L’agent Moore se détourna pour regagner la maison, laissant Nell seule dans le jardin, à ruminer le sens de cette dernière déclaration.

Elle supposa que ce devait être le genre de chose qu’elle comprendrait plus tard, quand elle serait devenue intelligente.

Carl Hollywood revient de l’étranger ; il discute avec Miranda de son statut de ractrice et de son avenir professionnel

Carl Hollywood revint d’un séjour d’un mois à Londres, où il était allé rendre visite à de vieux amis, voir des pièces de théâtre et rencontrer en tête à tête plusieurs grands développeurs de ractifs dans l’espoir de négocier des contrats. À son retour, toute la compagnie organisa une fête en son honneur dans le petit foyer du théâtre. Miranda estimait avoir assez bien joué le coup.

Mais, le lendemain, il la coinça dans les coulisses. « Dis donc, qu’est-ce qui se passe ? Et ce n’est pas une figure de style. Je veux réellement savoir ce qui t’est passé par la tête. Pourquoi as-tu pris le roulement du soir pendant mon absence ? Et pourquoi ce comportement bizarre durant toute la soirée ?

— Eh bien, Nell et moi avons vécu des moments intéressants, ces derniers mois. »

Carl parut abasourdi ; il se recula d’un pas, poussa un soupir, roula des yeux.

« Bien sûr, son altercation avec Burt a causé un traumatisme, mais il semble qu’elle ait assez bien réussi à la surmonter.

— Qui est Burt ?

— Je n’en ai aucune idée. Un individu qui lui a fait subir des sévices. Apparemment, elle a réussi à trouver assez rapidement une nouvelle existence, sans doute avec l’aide de son frère Harv, qui n’est toutefois pas resté auprès d’elle – il est toujours coincé dans le même sale pétrin, alors que Nell a réussi à s’en tirer.

— Sûr ? à la bonne heure », dit Carl, ne plaisantant qu’à moitié.

Miranda lui sourit. « Tu vois ? c’est exactement le genre de rétroaction dont j’ai besoin. Je ne parle de tout cela à personne parce que j’ai peur qu’on me prenne pour une folle. Merci. Continue comme ça.

— Quelle est la nouvelle situation de Nell ? » enchaîna aussitôt Carl, tout penaud.

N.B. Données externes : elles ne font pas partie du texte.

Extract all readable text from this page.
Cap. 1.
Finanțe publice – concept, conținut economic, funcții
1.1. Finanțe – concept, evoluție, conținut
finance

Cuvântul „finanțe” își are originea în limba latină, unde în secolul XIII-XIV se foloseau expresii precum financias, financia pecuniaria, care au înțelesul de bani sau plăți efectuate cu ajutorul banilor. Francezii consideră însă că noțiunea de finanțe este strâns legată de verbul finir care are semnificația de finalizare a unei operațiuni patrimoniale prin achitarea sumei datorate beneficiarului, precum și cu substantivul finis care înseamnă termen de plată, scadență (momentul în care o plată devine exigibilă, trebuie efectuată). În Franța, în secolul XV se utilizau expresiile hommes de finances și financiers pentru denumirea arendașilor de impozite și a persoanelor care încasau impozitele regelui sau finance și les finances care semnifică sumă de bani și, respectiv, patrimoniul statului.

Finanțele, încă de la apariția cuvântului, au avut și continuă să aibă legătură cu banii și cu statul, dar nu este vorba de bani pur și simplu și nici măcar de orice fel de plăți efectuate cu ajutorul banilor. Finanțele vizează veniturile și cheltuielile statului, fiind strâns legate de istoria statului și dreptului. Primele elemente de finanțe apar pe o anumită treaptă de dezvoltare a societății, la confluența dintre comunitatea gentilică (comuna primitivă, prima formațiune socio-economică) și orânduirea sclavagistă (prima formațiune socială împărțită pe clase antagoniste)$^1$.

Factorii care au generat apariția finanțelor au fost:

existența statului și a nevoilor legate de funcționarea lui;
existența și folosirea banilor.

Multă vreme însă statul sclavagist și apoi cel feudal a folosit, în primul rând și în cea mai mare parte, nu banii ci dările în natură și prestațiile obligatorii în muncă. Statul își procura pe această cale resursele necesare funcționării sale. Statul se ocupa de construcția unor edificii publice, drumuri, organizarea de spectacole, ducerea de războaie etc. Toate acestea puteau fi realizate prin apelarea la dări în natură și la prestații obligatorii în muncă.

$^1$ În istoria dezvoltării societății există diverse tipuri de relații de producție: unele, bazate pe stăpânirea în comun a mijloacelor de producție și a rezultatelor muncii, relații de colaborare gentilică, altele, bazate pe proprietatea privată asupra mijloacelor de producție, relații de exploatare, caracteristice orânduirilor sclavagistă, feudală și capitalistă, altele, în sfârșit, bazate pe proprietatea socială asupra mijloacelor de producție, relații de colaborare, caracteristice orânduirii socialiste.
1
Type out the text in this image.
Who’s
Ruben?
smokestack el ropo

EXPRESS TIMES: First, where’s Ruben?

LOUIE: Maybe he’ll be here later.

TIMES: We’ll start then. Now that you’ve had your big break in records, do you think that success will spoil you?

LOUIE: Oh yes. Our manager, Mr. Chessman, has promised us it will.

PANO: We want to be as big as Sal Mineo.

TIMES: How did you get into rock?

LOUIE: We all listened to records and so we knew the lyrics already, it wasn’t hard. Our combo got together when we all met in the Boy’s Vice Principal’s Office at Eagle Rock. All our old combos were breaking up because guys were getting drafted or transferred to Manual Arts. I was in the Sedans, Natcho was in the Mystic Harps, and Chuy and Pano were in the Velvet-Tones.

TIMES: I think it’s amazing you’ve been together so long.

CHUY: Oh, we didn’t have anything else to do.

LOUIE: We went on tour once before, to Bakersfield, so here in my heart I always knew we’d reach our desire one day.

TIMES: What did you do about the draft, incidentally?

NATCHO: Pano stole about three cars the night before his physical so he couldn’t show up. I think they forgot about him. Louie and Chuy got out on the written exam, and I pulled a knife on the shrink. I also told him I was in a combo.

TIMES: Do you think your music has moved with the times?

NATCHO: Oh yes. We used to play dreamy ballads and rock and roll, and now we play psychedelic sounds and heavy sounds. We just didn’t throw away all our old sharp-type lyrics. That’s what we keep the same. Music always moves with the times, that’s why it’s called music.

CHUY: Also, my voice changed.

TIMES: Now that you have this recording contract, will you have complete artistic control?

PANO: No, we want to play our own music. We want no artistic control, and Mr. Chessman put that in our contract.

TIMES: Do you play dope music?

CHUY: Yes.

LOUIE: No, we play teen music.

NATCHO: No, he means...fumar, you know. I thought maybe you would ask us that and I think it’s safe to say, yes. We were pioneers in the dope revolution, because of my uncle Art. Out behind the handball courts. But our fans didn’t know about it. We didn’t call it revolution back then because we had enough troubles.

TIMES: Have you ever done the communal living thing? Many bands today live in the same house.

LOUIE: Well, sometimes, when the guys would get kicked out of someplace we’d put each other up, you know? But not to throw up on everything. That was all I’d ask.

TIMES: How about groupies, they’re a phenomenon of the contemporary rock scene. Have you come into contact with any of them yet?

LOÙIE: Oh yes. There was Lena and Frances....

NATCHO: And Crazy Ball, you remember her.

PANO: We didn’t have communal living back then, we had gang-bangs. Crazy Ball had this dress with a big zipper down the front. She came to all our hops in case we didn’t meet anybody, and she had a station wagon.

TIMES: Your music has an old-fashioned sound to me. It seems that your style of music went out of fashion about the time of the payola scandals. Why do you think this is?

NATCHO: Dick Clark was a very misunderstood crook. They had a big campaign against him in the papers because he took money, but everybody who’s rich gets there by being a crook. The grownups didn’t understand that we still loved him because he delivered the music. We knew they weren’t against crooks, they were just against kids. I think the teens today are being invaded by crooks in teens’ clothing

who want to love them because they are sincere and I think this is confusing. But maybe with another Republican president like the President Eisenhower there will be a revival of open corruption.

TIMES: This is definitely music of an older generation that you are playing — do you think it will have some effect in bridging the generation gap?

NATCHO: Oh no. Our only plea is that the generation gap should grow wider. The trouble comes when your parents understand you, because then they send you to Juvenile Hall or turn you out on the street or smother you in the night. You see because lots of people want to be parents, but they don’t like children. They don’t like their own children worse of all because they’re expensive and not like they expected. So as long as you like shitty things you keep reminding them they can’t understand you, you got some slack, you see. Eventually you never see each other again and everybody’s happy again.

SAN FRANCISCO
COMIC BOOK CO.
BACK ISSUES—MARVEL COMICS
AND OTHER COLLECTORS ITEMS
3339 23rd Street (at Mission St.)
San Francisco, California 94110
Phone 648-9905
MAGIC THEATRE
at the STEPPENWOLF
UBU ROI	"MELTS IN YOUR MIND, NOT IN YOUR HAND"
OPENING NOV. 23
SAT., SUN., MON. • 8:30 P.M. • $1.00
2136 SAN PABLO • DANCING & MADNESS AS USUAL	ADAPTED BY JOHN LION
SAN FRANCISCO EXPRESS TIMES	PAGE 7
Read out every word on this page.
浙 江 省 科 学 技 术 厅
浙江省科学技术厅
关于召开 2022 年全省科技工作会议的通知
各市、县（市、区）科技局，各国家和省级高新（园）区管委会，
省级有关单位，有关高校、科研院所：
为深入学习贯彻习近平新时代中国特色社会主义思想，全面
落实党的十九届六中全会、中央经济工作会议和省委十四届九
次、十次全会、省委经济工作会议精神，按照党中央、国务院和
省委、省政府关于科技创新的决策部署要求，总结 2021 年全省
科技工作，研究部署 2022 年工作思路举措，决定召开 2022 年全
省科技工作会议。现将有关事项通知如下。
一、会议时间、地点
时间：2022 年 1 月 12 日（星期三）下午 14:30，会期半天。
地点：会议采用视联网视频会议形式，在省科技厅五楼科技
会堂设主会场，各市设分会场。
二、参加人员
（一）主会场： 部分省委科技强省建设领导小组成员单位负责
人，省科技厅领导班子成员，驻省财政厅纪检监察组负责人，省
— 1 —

« Je crois qu’elle est à l’école, quelque part. Il semble qu’elle apprenne de nouvelles matières qui ne sont pas explicitement embrassées par le Manuel et qu’elle soit en train de développer de nouvelles formes de relations sociales un peu plus complexes qu’auparavant, ce qui laisserait entendre qu’elle passe plus de temps en la compagnie de personnes d’une classe plus élevée.

— Excellent.

« Elle semble moins obnubilée par les questions d’autodéfense, j’en conclus donc qu’elle est dans une situation moins risquée. Toutefois, son nouveau tuteur doit se montrer assez distant du point de vue émotionnel, car elle cherche bien souvent le réconfort sous l’aile protectrice de Canard. »

Mimique éloquente de Carl : « Canard ?

— L’un des quatre personnages qui accompagne et conseille la princesse Nell. Canard incarne les valeurs domestiques et maternelles. En fait, Peter et Dinosaure ont à présent disparu – c’étaient deux personnages de sexe masculin qui incarnaient les dons de survie.

— Et le quatrième ?

— Pourpre. Je crois que cette dernière prendra bien plus d’importance à l’approche de la puberté.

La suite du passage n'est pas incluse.